By Guy Ashley    Contra Costa Times    05 August 2005

Alameda County supervisors said they will revisit an agreement with Diebold Election Systems for a $6 million upgrade of its touch-screen voting system, responding to problems the system showed in tests last month.

"The issue will be revisited and all options will be considered," board president Keith Carson said.

The decision was good news to about 30 protesters who urged the county Tuesday to dump its association with Diebold because of troubles the company faces in gaining state certification and claims that the machines thwart democracy by using secret, proprietary software to tabulate votes.

"These are our votes," said Donald Goldmacher, a Berkeley physician who co-chairs a group called the Voting Rights Task Force. "And traditionally in a democracy there is an open process for counting them."

The county has about 4,000 Diebold touch-screens it uses in elections, but faces new mandates beginning in January requiring all such electronic equipment to provide voters with printouts to verify their votes.

In late June, county supervisors inked an agreement with Diebold to negotiate a $6 million upgrade in which it would exchange its touch-screens for newer models that come equipped with printers to meet the pending requirements.
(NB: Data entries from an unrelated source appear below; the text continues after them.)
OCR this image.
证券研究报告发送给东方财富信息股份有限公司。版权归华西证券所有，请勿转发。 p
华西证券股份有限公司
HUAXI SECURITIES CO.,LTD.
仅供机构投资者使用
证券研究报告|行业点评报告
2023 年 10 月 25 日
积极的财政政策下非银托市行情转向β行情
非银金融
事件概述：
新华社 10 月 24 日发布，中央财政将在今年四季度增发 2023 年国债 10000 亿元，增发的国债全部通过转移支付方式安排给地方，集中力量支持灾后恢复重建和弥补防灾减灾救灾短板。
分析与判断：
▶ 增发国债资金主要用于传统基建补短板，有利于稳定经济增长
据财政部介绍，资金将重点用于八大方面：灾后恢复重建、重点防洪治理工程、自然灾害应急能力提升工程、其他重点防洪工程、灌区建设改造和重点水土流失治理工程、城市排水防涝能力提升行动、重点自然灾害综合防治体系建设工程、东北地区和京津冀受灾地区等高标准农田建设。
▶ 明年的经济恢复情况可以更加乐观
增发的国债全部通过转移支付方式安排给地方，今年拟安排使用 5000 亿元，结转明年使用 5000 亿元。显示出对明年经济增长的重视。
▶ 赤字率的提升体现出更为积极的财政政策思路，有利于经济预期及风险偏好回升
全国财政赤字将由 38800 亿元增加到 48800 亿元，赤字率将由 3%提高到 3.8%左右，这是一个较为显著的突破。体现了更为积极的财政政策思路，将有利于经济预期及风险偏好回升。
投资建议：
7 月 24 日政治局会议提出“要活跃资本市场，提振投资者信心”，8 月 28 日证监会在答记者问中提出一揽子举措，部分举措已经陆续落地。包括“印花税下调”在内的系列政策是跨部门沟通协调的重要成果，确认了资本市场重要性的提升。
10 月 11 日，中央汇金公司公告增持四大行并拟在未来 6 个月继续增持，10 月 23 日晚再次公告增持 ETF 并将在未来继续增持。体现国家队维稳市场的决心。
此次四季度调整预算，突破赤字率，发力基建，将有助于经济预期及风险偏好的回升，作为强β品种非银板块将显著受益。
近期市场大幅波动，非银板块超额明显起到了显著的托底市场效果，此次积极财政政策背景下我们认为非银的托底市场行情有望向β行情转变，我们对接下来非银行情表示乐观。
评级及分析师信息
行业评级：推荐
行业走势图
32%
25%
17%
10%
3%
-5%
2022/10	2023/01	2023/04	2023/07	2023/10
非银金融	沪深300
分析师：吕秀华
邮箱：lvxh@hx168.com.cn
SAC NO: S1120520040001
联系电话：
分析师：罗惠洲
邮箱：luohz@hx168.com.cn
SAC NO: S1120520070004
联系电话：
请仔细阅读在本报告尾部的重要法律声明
But those plans were cast into doubt last week when Secretary of State Bruce McPherson announced the new Diebold machines had failed a battery of tests and could not be certified by the state.
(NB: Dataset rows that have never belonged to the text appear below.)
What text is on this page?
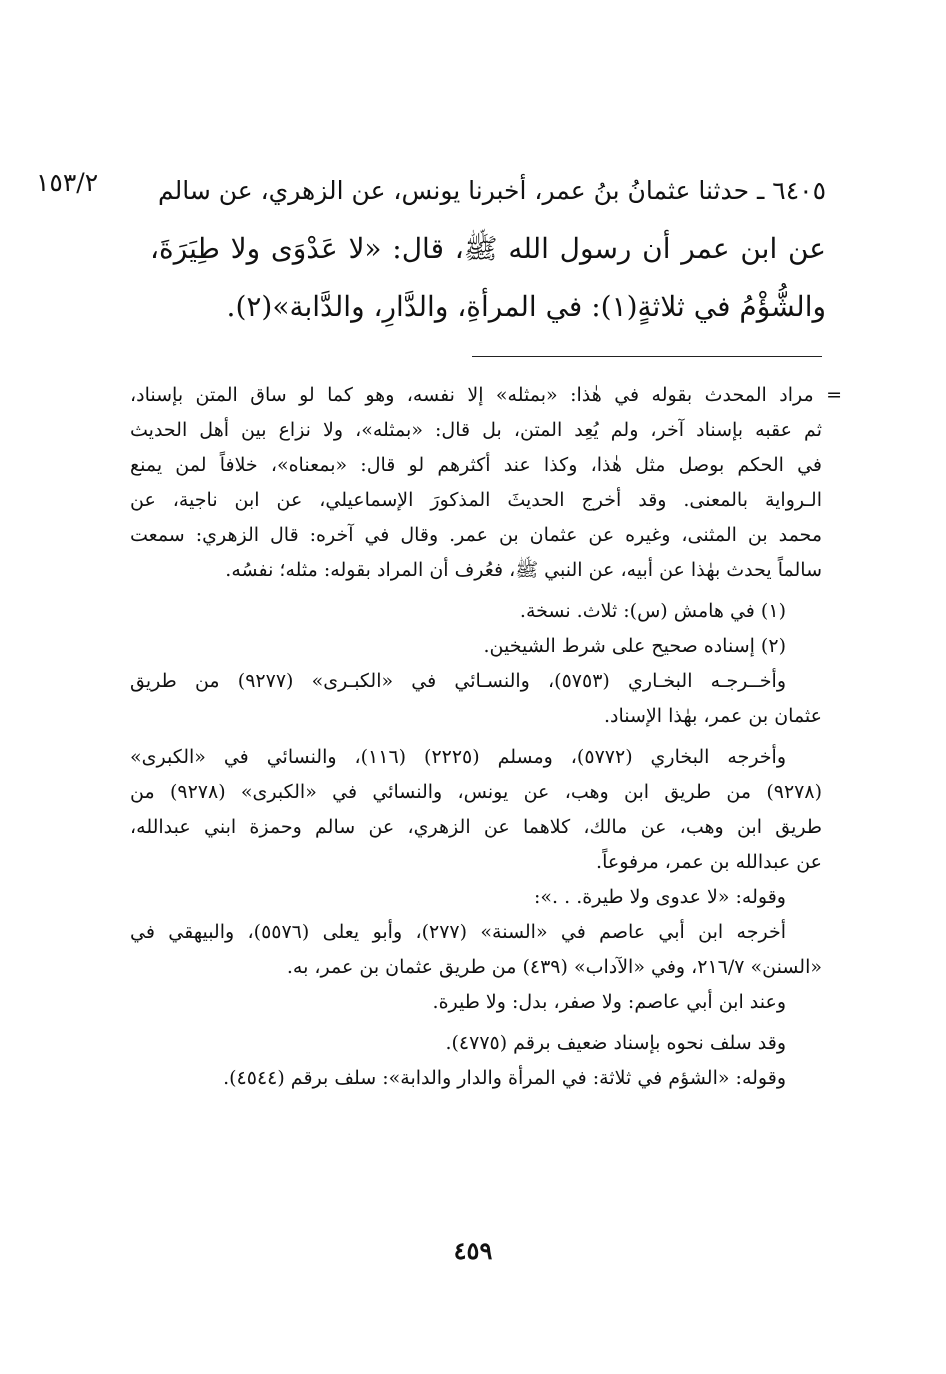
١٥٣/٢	٦٤٠٥ ـ حدثنا عثمانُ بنُ عمر، أخبرنا يونس، عن الزهري، عن سالم
عن ابن عمر أن رسول الله ﷺ، قال: «لا عَدْوَى ولا طِيَرَةَ،
والشُّؤْمُ في ثلاثةٍ(١): في المرأةِ، والدَّارِ، والدَّابة»(٢).
= مراد المحدث بقوله في هٰذا: «بمثله» إلا نفسه، وهو كما لو ساق المتن بإسناد،
ثم عقبه بإسناد آخر، ولم يُعِد المتن، بل قال: «بمثله»، ولا نزاع بين أهل الحديث
في الحكم بوصل مثل هٰذا، وكذا عند أكثرهم لو قال: «بمعناه»، خلافاً لمن يمنع
الـرواية بالمعنى. وقد أخرج الحديثَ المذكورَ الإسماعيلي، عن ابن ناجية، عن
محمد بن المثنى، وغيره عن عثمان بن عمر. وقال في آخره: قال الزهري: سمعت
سالماً يحدث بهٰذا عن أبيه، عن النبي ﷺ، فعُرف أن المراد بقوله: مثله؛ نفسُه.
(١) في هامش (س): ثلاث. نسخة.
(٢) إسناده صحيح على شرط الشيخين.
وأخــرجـه البخـاري (٥٧٥٣)، والنسـائي في «الكبـرى» (٩٢٧٧) من طريق
عثمان بن عمر، بهٰذا الإسناد.
وأخرجه البخاري (٥٧٧٢)، ومسلم (٢٢٢٥) (١١٦)، والنسائي في «الكبرى»
(٩٢٧٨) من طريق ابن وهب، عن يونس، والنسائي في «الكبرى» (٩٢٧٨) من
طريق ابن وهب، عن مالك، كلاهما عن الزهري، عن سالم وحمزة ابني عبدالله،
عن عبدالله بن عمر، مرفوعاً.
وقوله: «لا عدوى ولا طيرة. . .»:
أخرجه ابن أبي عاصم في «السنة» (٢٧٧)، وأبو يعلى (٥٥٧٦)، والبيهقي في
«السنن» ٢١٦/٧، وفي «الآداب» (٤٣٩) من طريق عثمان بن عمر، به.
وعند ابن أبي عاصم: ولا صفر، بدل: ولا طيرة.
وقد سلف نحوه بإسناد ضعيف برقم (٤٧٧٥).
وقوله: «الشؤم في ثلاثة: في المرأة والدار والدابة»: سلف برقم (٤٥٤٤).
٤٥٩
Officials in McPherson's office said 19 of 96 machines tested encountered problems including paper jams and screen freezes that forced technicians to reboot the devices. Diebold officials said last week they can fix the problems and that the company will apply for certification again within the next six weeks.

Company spokesman David Bear said Diebold will improve its performance in future tests, but that "it would be naive of us not to recognize the possibility of an occasional paper jam in any system using a printer."

"California is the first state to ask for paper receipts," Bear added. "This is a new product that was subjected to a completely new testing program. We're all covering new ground here."

Elaine Ginnold, Alameda County's acting registrar of voters, said problems reported in the recent tests have her seriously thinking about a switch of strategy in which the county would emphasize paper ballots using optical scanners rather than touch-screen devices.

Ginnold is scheduled to give a report to county supervisors Sept. 13 listing the options for meeting new voting requirements.

Carson, the only supervisor who voted against the Diebold upgrade in late June, said he was "alarmed" at the breadth of the problems McPherson described in the recent tests.

"For these very important tests you have to think they brought in their best machines," Carson said. "Not ones that would fail at an alarming rate."

But Carson's colleague, Supervisor Scott Haggerty, said he thinks too much is being made of the tests.

Haggerty, the board's lone Republican, noted that no printer-equipped electronic system has been certified by the state.

"The people who are mad at Diebold are the ones who still can't get over the fact that John Kerry lost the election," Haggerty said.